In 1958 the railway companies commissioned the project of an office building between the New York Central Station and the New York Central Building, now called Helmsley Building. The project, known as Grand Central City, was commissioned architects Emery Roth & Sons.
The first design was discarded as too modest and assistance of architects were asked Pietro Belluschi and Walter Gropius to collaborate in the design of the new project. In February 1959, a new design of the building.
When the building opened on March 7, 1963, it became 59 floors and 292 000 m2 in building the world’s largest office.
Originally, the project was called Grand Central City, but the airline Pan Am took control of the building, occupying a quarter of it and renaming as Pan Am Building.
The Pan Am Building available a heliport on top of the building used to transport people to JFK airport. The heliport was closed on May 16, 1977 when a helicopter tried to land on the track and overturned its rotor was thrown killing four people on the helipad and a pedestrian when the device fell to the street.
In 1981, Pan Am sold the building for $ 401 million to the Metropolitan Life Insurance Company. Pan Am logos on top of the facade remained until 1992 that were changed by the current MetLife.
In 2005 the building was sold for 1.720 million dollars to Tishman Speyer Properties although the offices of the Metropolitan Life Insurance Company continue in the building.
Since its construction, the building has been severely criticized for being an obstacle to the view across Fourth Avenue or Park Avenue. This is the only avenue that has continiudad, something that could have been avoided with the first design submitted by Emery Roth & Sons.
The exact address of the property corresponds to the number 200 Park Avenue, also known as the Fourth Avenue.
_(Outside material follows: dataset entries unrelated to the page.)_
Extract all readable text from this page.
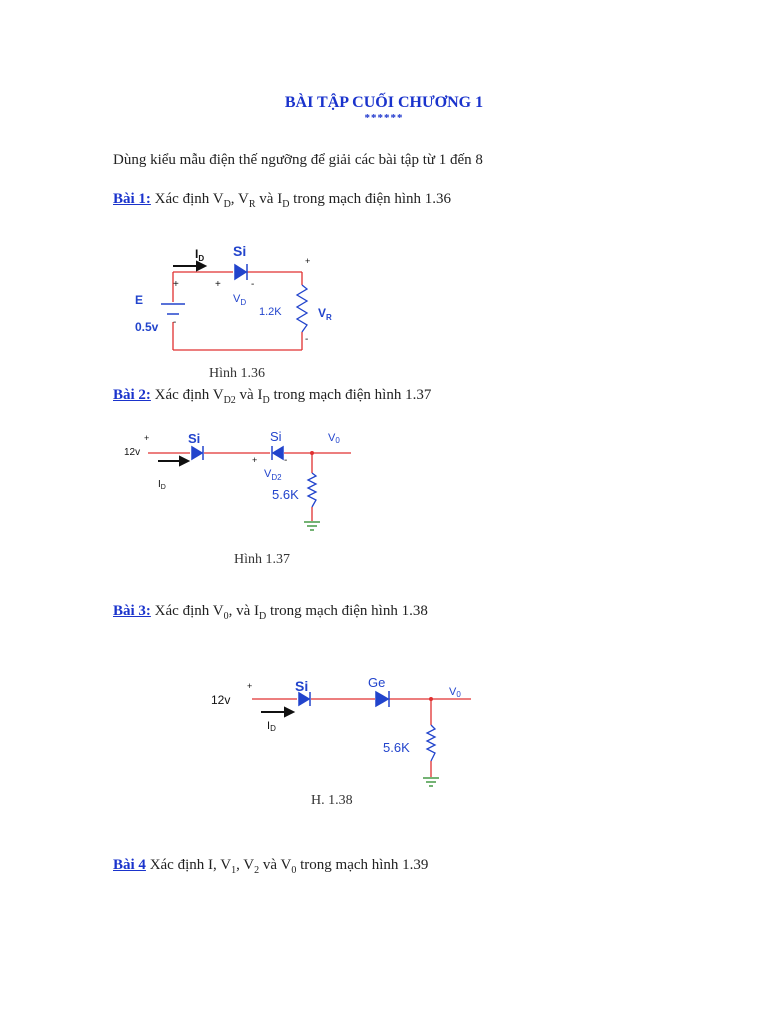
BÀI TẬP CUỐI CHƯƠNG 1
******
Dùng kiểu mẫu điện thế ngưỡng để giải các bài tập từ 1 đến 8
Bài 1: Xác định $V_D$, $V_R$ và $I_D$ trong mạch điện hình 1.36
$I_D$ Si
E
0.5v
$V_D$
1.2K	$V_R$
+	+	-
+
-
-
Hình 1.36
Bài 2: Xác định $V_{D2}$ và $I_D$ trong mạch điện hình 1.37
12v
+	Si	Si	V0
$V_{D2}$
+	-
$I_D$	5.6K
Hình 1.37
Bài 3: Xác định $V_0$, và $I_D$ trong mạch điện hình 1.38
12v
+	Si	Ge
V0
ID
5.6K
H. 1.38
Bài 4 Xác định I, $V_1$, $V_2$ và $V_0$ trong mạch hình 1.39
The building is located by cutting the Avenue between 45th and 46th streets in the Murray Hill neighborhood of the city of New York, United States.
The building has direct access to the adjacent terminal Grand Central, the most important railway center of the city of New York and whose old shed in the north stands.
The building is an example of International Style modernism in architecture derived, also called brutalism. His silver is octagonal and is characterized by open floor plans and the absence of luxurious details both inside and outside.
The design is inspired by the project ever built that Le Corbusier designed for the Grand Central Terminal and the Pirelli Tower in Milan. It consists of a 59 storey tower resting on a base of 10 floors.
Although it has been since its construction skyscraper one of the most detested by the public of New York, this gigantic tower has always been very popular among the tenants who occupy it for its convenience and location. The interior of the building is occupied almost entirely by offices of the insurance company MetLife and other mostly smaller companies.
Historically this building was erected at a time when major companies wanted larger plants for their offices and thereby minimize the discomfort of having to join several floors. The surfaces in this skyscraper are several times larger than the nearest Chrysler Building, for example, and one could argue that the form of this building is one of the most successful of the great skyscrapers of his generation.
The building is the best example of the Brutalist School in United States, with robust engineering and connections with Central Station plus a good and efficient approach to public spaces. Escalators lead from the main lobby to the second floor where the elevators of the office tower.
In the 56 plant it is one of the most important private dining rooms of the city, the Sky Club, with spectacular views and a decoration, at the time, the purest colonial Williamsburg style. The club closed in December 2005. For a few years this room also had a section for public restaurant.
During the occupation of PanAm on Vanderbilt Avenue restaurant for people who worked in offices with walls sculpted curves and La Trattoria, an Italian restaurant on the ground floor it was decorated as a reactor was located.
The roof has served as a heliport for several years until an accident in 1977 it closed forever.
It has 315 parking spaces.
Leaving aside the blockage visual result of the volume and location, the MetLife building is a great architectural achievement.
A third of its north-south facade has a slight bend backwards decreases the mass of skyscrapers from many points of view, increasing their sangria with widely spaced colonnades hiding the two main technical plants and break the monotony of the great facade in a novel way. With the same purpose has been created in the north and south facades a dark band below the flat roof that provides a better basis for the placement of logos, being a Modernista attempt at a “ledge” figuratively.
Part of the roof is occupied by the main air conditioning units and the rest was delivered in 1965 to a heliport for large helicopters moved to travelers to and from airports in the city, until it closed in 1977.
The structural framework was made with steel and concrete.
The parts of the structure were seen on the facade were coated with 9000 precast concrete panels mixed with small fragments of quartz. Once placed the panels were treated with a sandy wash to wear the first layer of concrete and give prominence to quartz creates a set of special brightness in the color of the facade.
The parts of the non-structural facade that mark the horizontal sequence of the facade separating the various floors are covered with marble Tuckahoe type mines the state of New York. In subsequent restorations this type of marble was no longer available so it was replaced with Alabama limestone.